Senators’ Plan to Secure Open Source Software Involves Agencies Using More of It

Sen. Rob Portman (R-OH) speaks to Sen. Gary Peters (D-MI) at a hearing to discuss security threats 20 years after the 9/11 terrorist attacks at the U.S. Capitol on September 21, 2021 in Washington, DC.

Sen. Rob Portman (R-OH) speaks to Sen. Gary Peters (D-MI) at a hearing to discuss security threats 20 years after the 9/11 terrorist attacks at the U.S. Capitol on September 21, 2021 in Washington, DC. Greg Nash - Pool/Getty Images

The discovery of exploitable weaknesses in Log4j is resurfacing a 6-year-old push to save taxpayers money by calling on agencies to embrace open-source code.

Leading cybersecurity officials should guide agencies toward—not away from—both using and contributing to open source code libraries, according to legislation reported out of the Senate Homeland Security and Governmental Affairs Committee.  

Committee Chairman Gary Peters, D-Mich, and Ranking Member Rob Portman, R-Ohio, said the Securing Open Source Software Act of 2022, which cleared the panel Wednesday, will help prevent exploitation of vulnerabilities such as Log4Shell—a severe flaw in the ubiquitous open source library Log4j. In December, Cybersecurity and Infrastructure Security Agency Director Jen Easterly issued an emergency alert for agencies to find and fix all instances of the vulnerability she has referred to as the most serious one she’s ever seen. 

Avoiding indirect use of open source software would be a tall order for agencies.
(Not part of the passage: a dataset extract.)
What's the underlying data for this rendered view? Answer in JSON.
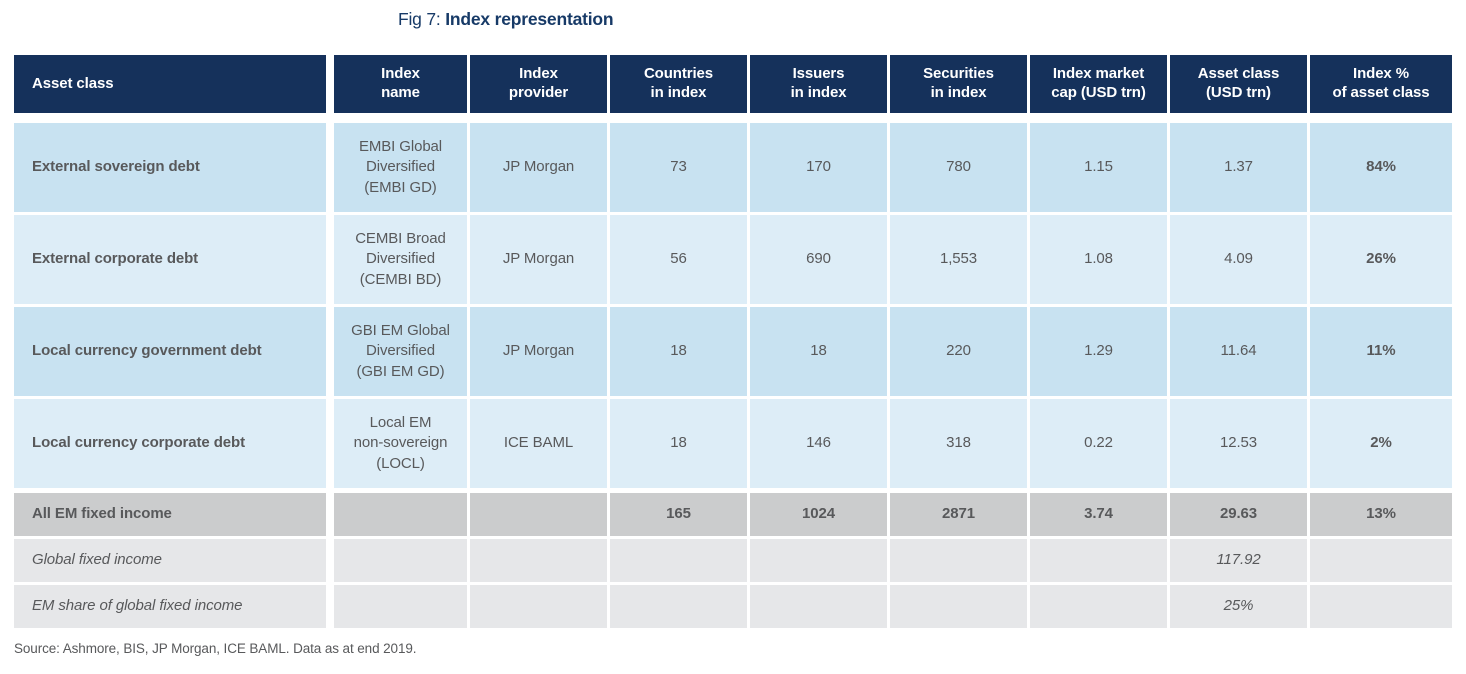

Vendors of commercial-off-the shelf products—which officials have prioritized over in-house application development—compile their software using various open-source components—like Lego blocks—while generally concealing their nature or configuration.     

Among other things, the senators’ bill would rely on vendors providing agencies with a Software Bill of Materials, or SBOM. Often compared to the list of ingredients on food labels, SBOMs that note open-source and other code components in a product would have made the process of complying with the CISA directive, and generally managing critical vulnerabilities, much easier, according to proponents.

Under the legislation, the CISA director would be instructed to hire more personnel with experience working on open source libraries and use SBOMs agencies may collect to assess and rank open source components. Those assessments should include components’ risk, criticality or both, based on a framework that considers factors such as the amount of known vulnerabilities they contain and whether they are actively maintained. 

Agencies could then use the assessments to not only proactively manage and reduce their security risks, but also put more open source code into the world.  

The bill calls on the national cyber director, together with the directors of CISA and the Office of Management and Budget, to issue guidance for chief information officers on how agencies should, “enable, rather than inhibit, the secure usage of open source software,” and how they may be encouraged to contribute to and release their own open source code. The guidance could include an update to a 2016 OMB memo requiring agencies to make 20% of any custom code they had developed for the agency open-source and available for reuse by other agencies. 

That same summer the OMB memo was issued, promising to reduce duplicative software acquisitions, Sen. Bill Cassidy, R-La., successfully proposed a bill—the MEGABYTE Act—instructing agencies to inventory and better manage software licenses they were paying billions for. That, too, got an amplification from the committee.

On Wednesday, senators also approved the ‘‘Strengthening Agency Management and Oversight of Software Assets Act,’’ legislation Cassidy introduced with Peters that would expand his 2016 consolidation effort by requiring agency CIOs and other senior officials to conduct the same exercise, but across the federal enterprise.

“By requiring the federal government to keep track of its software licenses, we saved taxpayers $450 million,” Cassidy said, referring to the MEGABYTE Act in a press release on the new bill’s introduction. “That’s a win for the taxpayer and a win for government efficiency. This bill builds on this effort to make government work better and save money." 

The Peters-Cassidy bill would require CIOs, together with chief procurement officers and chief financial officers, to make plans for agencies that “provide an estimate of the costs to move to enterprise, open-source or other licenses that do not restrict the use of software by the agency, and any projected cost savings or efficiency measures throughout the total software lifecycle.” And it would instruct the OMB director to submit a strategy to the committee and its House counterpart that could include, “directions to agencies to examine options and relevant criteria for transitioning to open-source software.”

The senators’ approach would no doubt face workforce challenges, which the committee on Wednesday also passed a bill to address. The workforce bill would create a fund, maintained by contributions of participating agencies, to run federal boards around the country focused on providing education and training through mechanisms like apprenticeships in areas such as cybersecurity, which the Government Accountability Office has identified as high-risk.